Financing non-functional state-owned companies will be forced to stop
SA’s debt trajectory is on a troubled path; without drastic measures to curtail growing debt the market will eventually punish the state with a sudden stop in capital inflows. What I fear most is not just an inability to service the debt, nor the state being unable to finance its ever-increasing social needs. These are crucial, but when pushed against an impenetrable wall of capital market discipline the government will eventually be forced to cut its ever lavish spending needs, such as financing non-functional state-owned companies.
The risk I am worried about is an inability on the part of the SA Reserve Bank to respond appropriately to suppress inflation if it rises above the target. This might not be over the short-term, as the Bank has indicated that it is not worried about inflation over the next 18-24 months, but inflation will return at some point in the next cycle and the Bank’s monetary policy committee will not have the space to respond because it will be handcuffed by the high debt levels.
Some pundits, inflation denialists and advocates for more government spending without the necessary growth-boosting measures would like to believe inflation doesn’t matter, and that inclusive growth can happen with structurally higher inflation. They say: let’s not worry about debt and inflation, let's just spend our way out of the recession. They say this without reference to skills and productivity, a deeply flawed ideological pivot that is not found in any country that has managed to dig itself out of recession or from low-middle income to higher income status.
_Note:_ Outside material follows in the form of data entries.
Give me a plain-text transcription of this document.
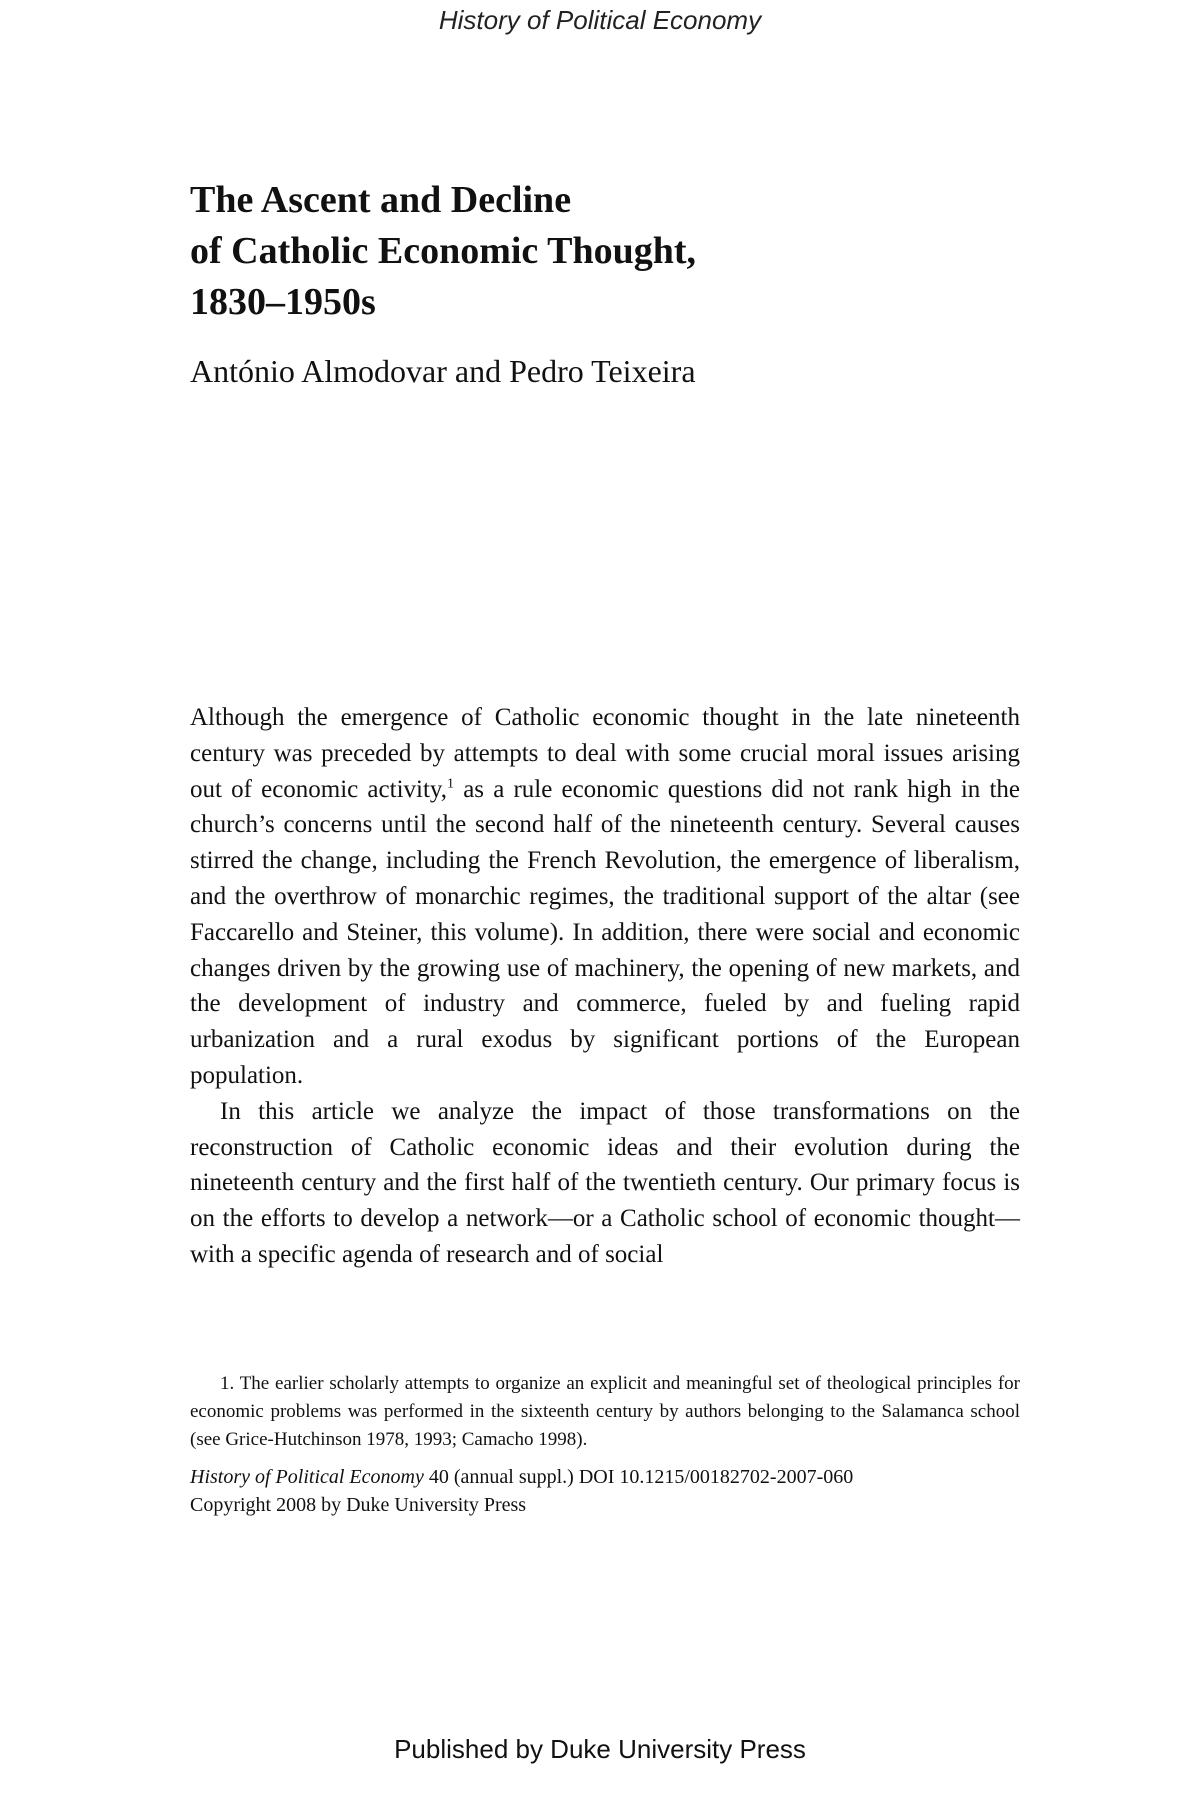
History of Political Economy
The Ascent and Decline
of Catholic Economic Thought,
1830–1950s
António Almodovar and Pedro Teixeira

Although the emergence of Catholic economic thought in the late nineteenth century was preceded by attempts to deal with some crucial moral issues arising out of economic activity,$^1$ as a rule economic questions did not rank high in the church’s concerns until the second half of the nineteenth century. Several causes stirred the change, including the French Revolution, the emergence of liberalism, and the overthrow of monarchic regimes, the traditional support of the altar (see Faccarello and Steiner, this volume). In addition, there were social and economic changes driven by the growing use of machinery, the opening of new markets, and the development of industry and commerce, fueled by and fueling rapid urbanization and a rural exodus by significant portions of the European population.

In this article we analyze the impact of those transformations on the reconstruction of Catholic economic ideas and their evolution during the nineteenth century and the first half of the twentieth century. Our primary focus is on the efforts to develop a network—or a Catholic school of economic thought—with a specific agenda of research and of social

1. The earlier scholarly attempts to organize an explicit and meaningful set of theological principles for economic problems was performed in the sixteenth century by authors belonging to the Salamanca school (see Grice-Hutchinson 1978, 1993; Camacho 1998).
History of Political Economy 40 (annual suppl.) DOI 10.1215/00182702-2007-060
Copyright 2008 by Duke University Press
Published by Duke University Press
Economic progress is not a function of biblical miracles but of hard choices and resolve to get to a specific desired outcome. Those choices should never seek to please everyone, especially those rent-seeking sectors of society not interested in shared progress.
Because inflation has collapsed few believe this is a problem we need to be on the lookout for. But the monetary authorities do need to be vigilant. The handcuffs are already upon them, and they will tighten more the higher the debt level rises. They’re fortunate that inflation remains muted for now.
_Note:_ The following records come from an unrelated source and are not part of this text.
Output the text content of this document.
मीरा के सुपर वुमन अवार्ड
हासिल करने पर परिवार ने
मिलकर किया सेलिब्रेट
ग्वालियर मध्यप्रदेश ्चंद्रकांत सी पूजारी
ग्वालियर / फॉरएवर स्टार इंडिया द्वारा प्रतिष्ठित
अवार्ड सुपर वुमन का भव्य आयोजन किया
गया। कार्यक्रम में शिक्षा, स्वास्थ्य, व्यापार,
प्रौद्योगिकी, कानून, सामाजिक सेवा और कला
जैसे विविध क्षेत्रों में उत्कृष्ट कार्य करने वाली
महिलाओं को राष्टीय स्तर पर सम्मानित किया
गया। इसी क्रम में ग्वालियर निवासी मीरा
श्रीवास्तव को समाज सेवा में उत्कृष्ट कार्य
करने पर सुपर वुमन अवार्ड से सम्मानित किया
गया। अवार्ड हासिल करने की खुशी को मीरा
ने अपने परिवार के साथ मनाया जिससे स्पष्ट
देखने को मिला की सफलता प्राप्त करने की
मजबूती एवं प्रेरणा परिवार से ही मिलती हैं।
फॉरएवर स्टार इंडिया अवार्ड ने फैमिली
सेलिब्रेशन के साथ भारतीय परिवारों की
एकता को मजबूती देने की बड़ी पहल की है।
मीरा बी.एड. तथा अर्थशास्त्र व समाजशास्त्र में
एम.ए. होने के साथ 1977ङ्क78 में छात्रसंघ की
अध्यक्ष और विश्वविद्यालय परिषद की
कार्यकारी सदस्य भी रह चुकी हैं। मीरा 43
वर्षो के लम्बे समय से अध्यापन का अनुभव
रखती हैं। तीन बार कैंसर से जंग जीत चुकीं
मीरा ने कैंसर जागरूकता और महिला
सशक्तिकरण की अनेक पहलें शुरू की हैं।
Let’s consider the following possibility, and if it doesn’t worry the markets it should surely be at the back of policymakers’ minds. Though the final result of the US election was still outstanding at the time of writing, a Joe Biden presidency appeared the most likely outcome. Incumbent President Donald Trump might institute a legal challenge as he has indicated, but there is broad belief that ultimately he will be pushed out of office.
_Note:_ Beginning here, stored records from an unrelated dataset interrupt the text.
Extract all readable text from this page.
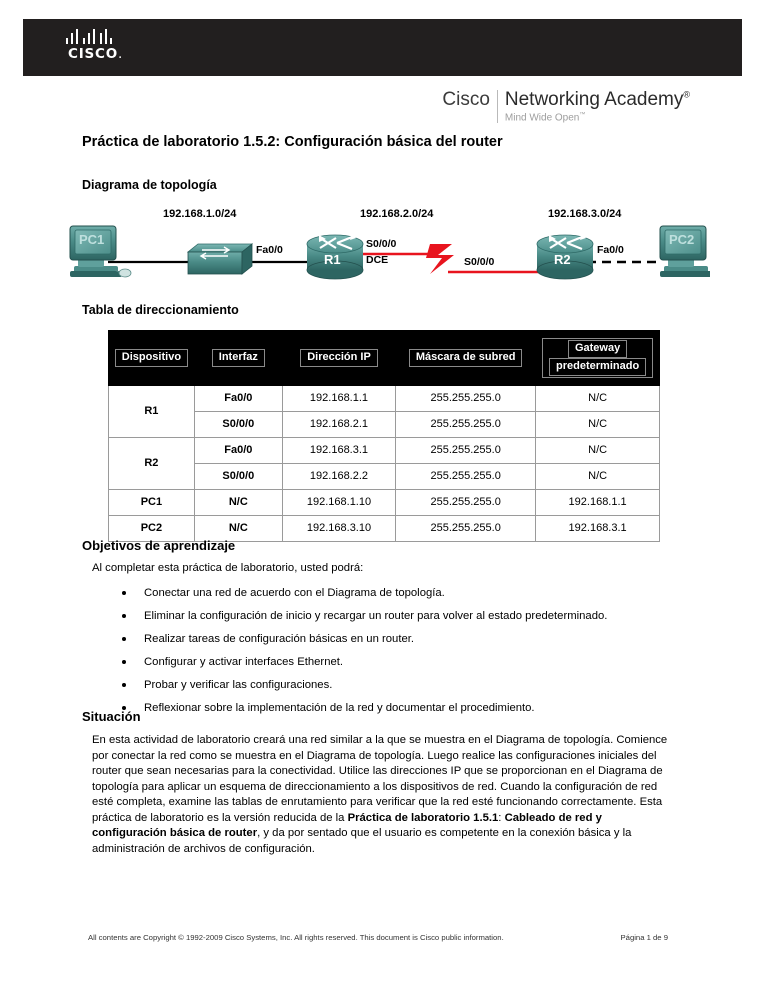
CISCO.
Cisco Networking Academy®
Mind Wide Open™
Práctica de laboratorio 1.5.2: Configuración básica del router
Diagrama de topología
192.168.1.0/24	192.168.2.0/24	192.168.3.0/24
PC1
R1	R2
PC2
Fa0/0	S0/0/0
DCE	S0/0/0
Fa0/0
Tabla de direccionamiento
Dispositivo	Interfaz	Dirección IP	Máscara de subred	Gateway
predeterminado
R1	Fa0/0	192.168.1.1	255.255.255.0	N/C
	S0/0/0	192.168.2.1	255.255.255.0	N/C
R2	Fa0/0	192.168.3.1	255.255.255.0	N/C
	S0/0/0	192.168.2.2	255.255.255.0	N/C
PC1	N/C	192.168.1.10	255.255.255.0	192.168.1.1
PC2	N/C	192.168.3.10	255.255.255.0	192.168.3.1
Objetivos de aprendizaje
Al completar esta práctica de laboratorio, usted podrá:
Conectar una red de acuerdo con el Diagrama de topología.
Eliminar la configuración de inicio y recargar un router para volver al estado predeterminado.
Realizar tareas de configuración básicas en un router.
Configurar y activar interfaces Ethernet.
Probar y verificar las configuraciones.
Reflexionar sobre la implementación de la red y documentar el procedimiento.
Situación
En esta actividad de laboratorio creará una red similar a la que se muestra en el Diagrama de topología. Comience por conectar la red como se muestra en el Diagrama de topología. Luego realice las configuraciones iniciales del router que sean necesarias para la conectividad. Utilice las direcciones IP que se proporcionan en el Diagrama de topología para aplicar un esquema de direccionamiento a los dispositivos de red. Cuando la configuración de red esté completa, examine las tablas de enrutamiento para verificar que la red esté funcionando correctamente. Esta práctica de laboratorio es la versión reducida de la Práctica de laboratorio 1.5.1: Cableado de red y configuración básica de router, y da por sentado que el usuario es competente en la conexión básica y la administración de archivos de configuración.
All contents are Copyright © 1992-2009 Cisco Systems, Inc. All rights reserved. This document is Cisco public information.	Página 1 de 9
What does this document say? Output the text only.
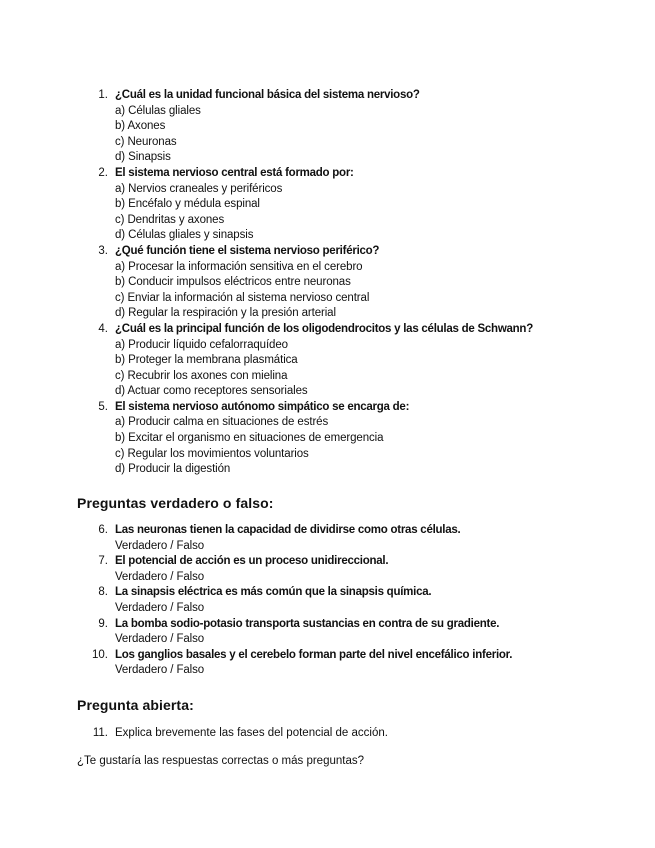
1. ¿Cuál es la unidad funcional básica del sistema nervioso?
a) Células gliales
b) Axones
c) Neuronas
d) Sinapsis
2. El sistema nervioso central está formado por:
a) Nervios craneales y periféricos
b) Encéfalo y médula espinal
c) Dendritas y axones
d) Células gliales y sinapsis
3. ¿Qué función tiene el sistema nervioso periférico?
a) Procesar la información sensitiva en el cerebro
b) Conducir impulsos eléctricos entre neuronas
c) Enviar la información al sistema nervioso central
d) Regular la respiración y la presión arterial
4. ¿Cuál es la principal función de los oligodendrocitos y las células de Schwann?
a) Producir líquido cefalorraquídeo
b) Proteger la membrana plasmática
c) Recubrir los axones con mielina
d) Actuar como receptores sensoriales
5. El sistema nervioso autónomo simpático se encarga de:
a) Producir calma en situaciones de estrés
b) Excitar el organismo en situaciones de emergencia
c) Regular los movimientos voluntarios
d) Producir la digestión
Preguntas verdadero o falso:
6. Las neuronas tienen la capacidad de dividirse como otras células.
Verdadero / Falso
7. El potencial de acción es un proceso unidireccional.
Verdadero / Falso
8. La sinapsis eléctrica es más común que la sinapsis química.
Verdadero / Falso
9. La bomba sodio-potasio transporta sustancias en contra de su gradiente.
Verdadero / Falso
10. Los ganglios basales y el cerebelo forman parte del nivel encefálico inferior.
Verdadero / Falso
Pregunta abierta:
11. Explica brevemente las fases del potencial de acción.
¿Te gustaría las respuestas correctas o más preguntas?
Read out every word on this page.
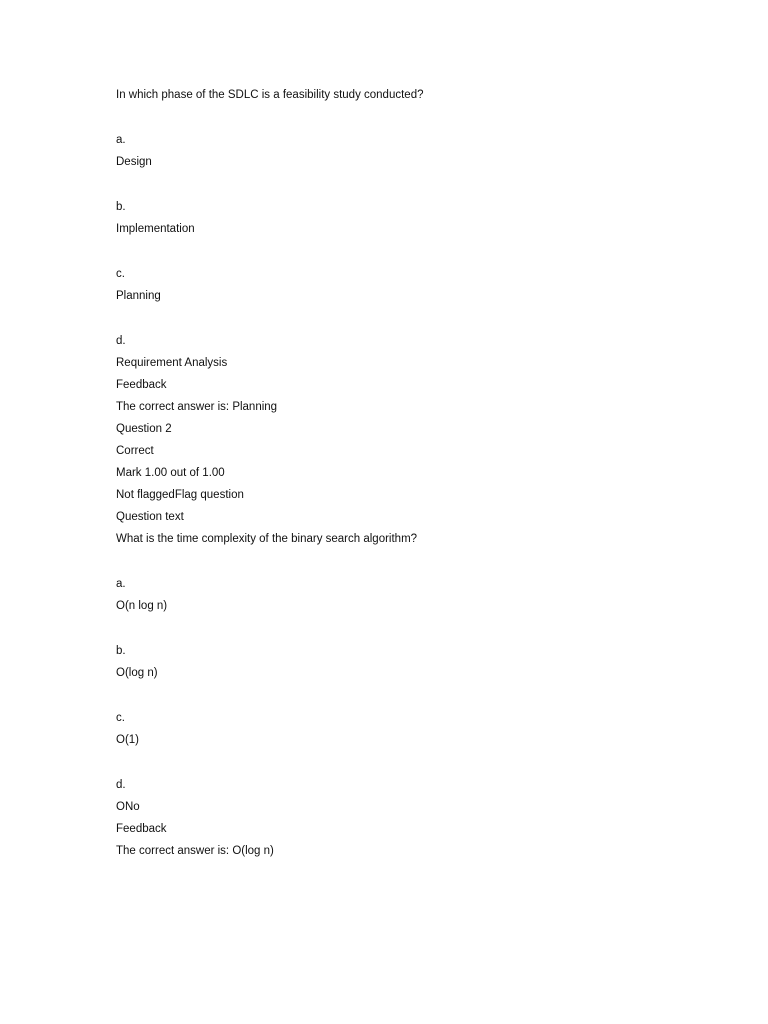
In which phase of the SDLC is a feasibility study conducted?
a.
Design
b.
Implementation
c.
Planning
d.
Requirement Analysis
Feedback
The correct answer is: Planning
Question 2
Correct
Mark 1.00 out of 1.00
Not flaggedFlag question
Question text
What is the time complexity of the binary search algorithm?
a.
O(n log n)
b.
O(log n)
c.
O(1)
d.
ONo
Feedback
The correct answer is: O(log n)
Biden’s election manifesto included infrastructure and green energy investment of 2.5% of US GDP per year for the next decade. That is a big stimulus directly into the real economy. Unlike the quantitative easing that resulted in asset price inflation, investment in the real economy will likely result in inflation, which the US Federal Reserve would have to respond to much sooner than the market expectation that interest rates will not change until 2023.
If this scenario were to play out, it would mean global financial conditions would tighten at a time when our debt levels are increasing faster than those of our emerging market peers. The currency would depreciate, and we may have a sudden stop in capital flows, which the Reserve Bank would need to respond to. Unfortunately, raising rates in that environment will mean our debt service costs would continue to rise and the debt level would spiral higher.
What is required is what the National Treasury has proposed — deep expenditure cuts — but this needs to be augmented by robust growth-boosting measures, because growth is the most effective way to reduce fiscal risks and fiscal dominance over monetary policy. There is a lot at stake and fiscal policy must help monetary policy create space so it can help in times of crisis. That time is fast approaching.